Elara plugged it into a secure laptop. It was a ledger, but not of money. It was a list of names, dates, locations. It detailed every artifact Rowe's network had ever moved, every historical crime that had inspired Sandys and Moreau, and—most chillingly—a column titled "Potential Future Applications." It listed modern sites, corporations, individuals deemed "historically corrupt" by the network's ideology. It was a hit list. A curriculum for the next generation.
And at the very bottom, a new entry, added days ago:
"Subject: The Library Itself. Target: Aethelred Foundation/Charter Vaults Nexus. Rationale: To prevent re-containment, mummification of the truth. Action: Data liberation & structural compromise. Agent: Custos Salis. Status: Initiated."

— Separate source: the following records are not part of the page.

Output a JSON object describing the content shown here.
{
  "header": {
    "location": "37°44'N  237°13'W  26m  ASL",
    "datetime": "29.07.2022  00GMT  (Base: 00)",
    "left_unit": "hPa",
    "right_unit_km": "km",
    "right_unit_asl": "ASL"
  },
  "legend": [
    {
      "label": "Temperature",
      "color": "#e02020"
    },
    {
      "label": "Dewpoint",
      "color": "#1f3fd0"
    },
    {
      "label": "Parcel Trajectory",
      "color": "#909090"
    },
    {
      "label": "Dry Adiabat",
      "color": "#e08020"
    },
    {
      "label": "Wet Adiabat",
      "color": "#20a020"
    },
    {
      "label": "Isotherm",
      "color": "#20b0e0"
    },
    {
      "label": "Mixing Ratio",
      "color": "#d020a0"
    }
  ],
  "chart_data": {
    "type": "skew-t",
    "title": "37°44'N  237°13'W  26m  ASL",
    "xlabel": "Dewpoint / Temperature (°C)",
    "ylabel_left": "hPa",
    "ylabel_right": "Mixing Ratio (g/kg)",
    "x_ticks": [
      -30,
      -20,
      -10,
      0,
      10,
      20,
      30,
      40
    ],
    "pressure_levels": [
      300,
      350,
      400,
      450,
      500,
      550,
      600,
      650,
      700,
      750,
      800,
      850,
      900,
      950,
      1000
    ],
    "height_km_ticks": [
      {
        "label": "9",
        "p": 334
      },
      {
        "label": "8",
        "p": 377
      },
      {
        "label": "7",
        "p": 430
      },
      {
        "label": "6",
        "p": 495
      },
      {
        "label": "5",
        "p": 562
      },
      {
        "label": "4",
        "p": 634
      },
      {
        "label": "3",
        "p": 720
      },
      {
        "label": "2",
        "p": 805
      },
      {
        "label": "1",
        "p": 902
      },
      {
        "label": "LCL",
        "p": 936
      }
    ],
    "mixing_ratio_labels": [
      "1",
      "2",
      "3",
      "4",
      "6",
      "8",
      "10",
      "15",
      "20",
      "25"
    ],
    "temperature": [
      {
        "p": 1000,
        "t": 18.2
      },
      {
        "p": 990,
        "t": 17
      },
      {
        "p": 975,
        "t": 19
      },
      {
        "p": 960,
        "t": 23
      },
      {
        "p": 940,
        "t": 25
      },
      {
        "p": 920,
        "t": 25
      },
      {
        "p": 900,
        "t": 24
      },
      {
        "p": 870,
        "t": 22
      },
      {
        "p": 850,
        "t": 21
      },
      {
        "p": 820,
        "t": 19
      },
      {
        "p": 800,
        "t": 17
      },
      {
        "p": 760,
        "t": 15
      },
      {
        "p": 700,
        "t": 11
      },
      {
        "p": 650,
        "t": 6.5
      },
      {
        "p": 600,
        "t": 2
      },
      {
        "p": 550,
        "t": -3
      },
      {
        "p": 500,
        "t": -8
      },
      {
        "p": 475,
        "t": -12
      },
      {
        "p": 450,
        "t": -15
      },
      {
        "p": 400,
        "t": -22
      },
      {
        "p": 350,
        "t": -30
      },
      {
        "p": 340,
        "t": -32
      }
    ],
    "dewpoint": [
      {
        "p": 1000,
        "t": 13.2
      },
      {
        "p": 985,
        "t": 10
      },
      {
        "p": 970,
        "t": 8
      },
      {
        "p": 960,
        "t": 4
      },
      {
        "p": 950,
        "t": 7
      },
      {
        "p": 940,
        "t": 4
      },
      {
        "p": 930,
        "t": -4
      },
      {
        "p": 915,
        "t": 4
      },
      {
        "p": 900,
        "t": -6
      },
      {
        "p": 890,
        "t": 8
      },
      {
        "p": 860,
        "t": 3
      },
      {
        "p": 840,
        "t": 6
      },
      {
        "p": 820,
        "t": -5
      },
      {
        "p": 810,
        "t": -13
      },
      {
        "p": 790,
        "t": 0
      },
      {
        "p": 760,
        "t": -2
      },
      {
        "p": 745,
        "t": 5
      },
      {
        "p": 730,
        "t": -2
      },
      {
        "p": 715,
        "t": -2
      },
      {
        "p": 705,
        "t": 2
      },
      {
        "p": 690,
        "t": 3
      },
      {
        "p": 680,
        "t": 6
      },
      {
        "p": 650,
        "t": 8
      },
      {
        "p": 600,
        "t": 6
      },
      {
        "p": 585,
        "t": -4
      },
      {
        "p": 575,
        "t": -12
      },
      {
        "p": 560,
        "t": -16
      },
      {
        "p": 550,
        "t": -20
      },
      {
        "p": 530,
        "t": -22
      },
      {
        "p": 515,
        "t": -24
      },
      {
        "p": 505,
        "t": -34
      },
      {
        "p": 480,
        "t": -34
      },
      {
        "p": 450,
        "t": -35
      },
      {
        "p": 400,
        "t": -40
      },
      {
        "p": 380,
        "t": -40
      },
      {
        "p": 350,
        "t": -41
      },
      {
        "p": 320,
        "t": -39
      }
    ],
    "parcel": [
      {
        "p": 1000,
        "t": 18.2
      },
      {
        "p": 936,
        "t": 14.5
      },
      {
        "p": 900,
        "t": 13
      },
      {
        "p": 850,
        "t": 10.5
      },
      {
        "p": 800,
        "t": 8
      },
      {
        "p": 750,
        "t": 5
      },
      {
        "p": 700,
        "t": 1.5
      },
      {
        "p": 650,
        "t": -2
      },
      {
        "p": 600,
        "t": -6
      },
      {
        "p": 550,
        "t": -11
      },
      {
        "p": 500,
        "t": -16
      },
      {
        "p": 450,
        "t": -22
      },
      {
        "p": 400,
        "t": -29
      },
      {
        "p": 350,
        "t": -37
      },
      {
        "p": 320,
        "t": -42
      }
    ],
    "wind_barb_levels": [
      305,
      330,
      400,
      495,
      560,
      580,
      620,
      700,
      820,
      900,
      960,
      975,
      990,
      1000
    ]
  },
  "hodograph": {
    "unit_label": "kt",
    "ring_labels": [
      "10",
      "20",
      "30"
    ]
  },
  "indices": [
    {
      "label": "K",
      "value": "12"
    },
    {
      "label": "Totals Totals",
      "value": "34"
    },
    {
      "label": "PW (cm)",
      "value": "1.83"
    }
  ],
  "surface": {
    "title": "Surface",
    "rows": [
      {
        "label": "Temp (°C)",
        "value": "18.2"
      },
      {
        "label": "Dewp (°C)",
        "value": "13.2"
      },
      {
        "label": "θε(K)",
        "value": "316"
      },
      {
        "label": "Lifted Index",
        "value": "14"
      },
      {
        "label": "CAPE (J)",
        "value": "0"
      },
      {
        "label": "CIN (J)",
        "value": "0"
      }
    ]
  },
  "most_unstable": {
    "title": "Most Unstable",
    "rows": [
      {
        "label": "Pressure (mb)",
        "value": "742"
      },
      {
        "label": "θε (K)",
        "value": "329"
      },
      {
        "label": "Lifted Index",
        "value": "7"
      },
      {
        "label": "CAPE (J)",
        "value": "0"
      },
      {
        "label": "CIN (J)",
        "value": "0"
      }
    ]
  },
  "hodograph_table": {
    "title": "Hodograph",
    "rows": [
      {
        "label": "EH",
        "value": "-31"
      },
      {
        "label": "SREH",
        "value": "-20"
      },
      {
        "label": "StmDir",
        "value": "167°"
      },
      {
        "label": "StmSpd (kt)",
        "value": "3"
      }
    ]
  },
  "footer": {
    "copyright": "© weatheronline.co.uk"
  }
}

Petrov wasn't just destroying Rowe. She was planning to burn the library down. And she had just handed them the floor plans and the matches.
Thorne looked at the screen, then at the chest of damning evidence. "She's not grooming you, Elara. She's promoting you. She's making you the executor of Rowe's will. She's giving you everything you need to end him, so she can be free to pursue her own work, unencumbered by the old guard."
Elara stared at the words "structural compromise." Petrov wasn't going to auction artifacts. She was going to turn the entire network—its records, its finances, its secrets—into a public spectacle. A final, devastating "publication" of the Ariadne Codex's modern chapter.
They had the evidence to cage the librarian. But the conservator was already in the next room, preparing to blow the whole museum to hell.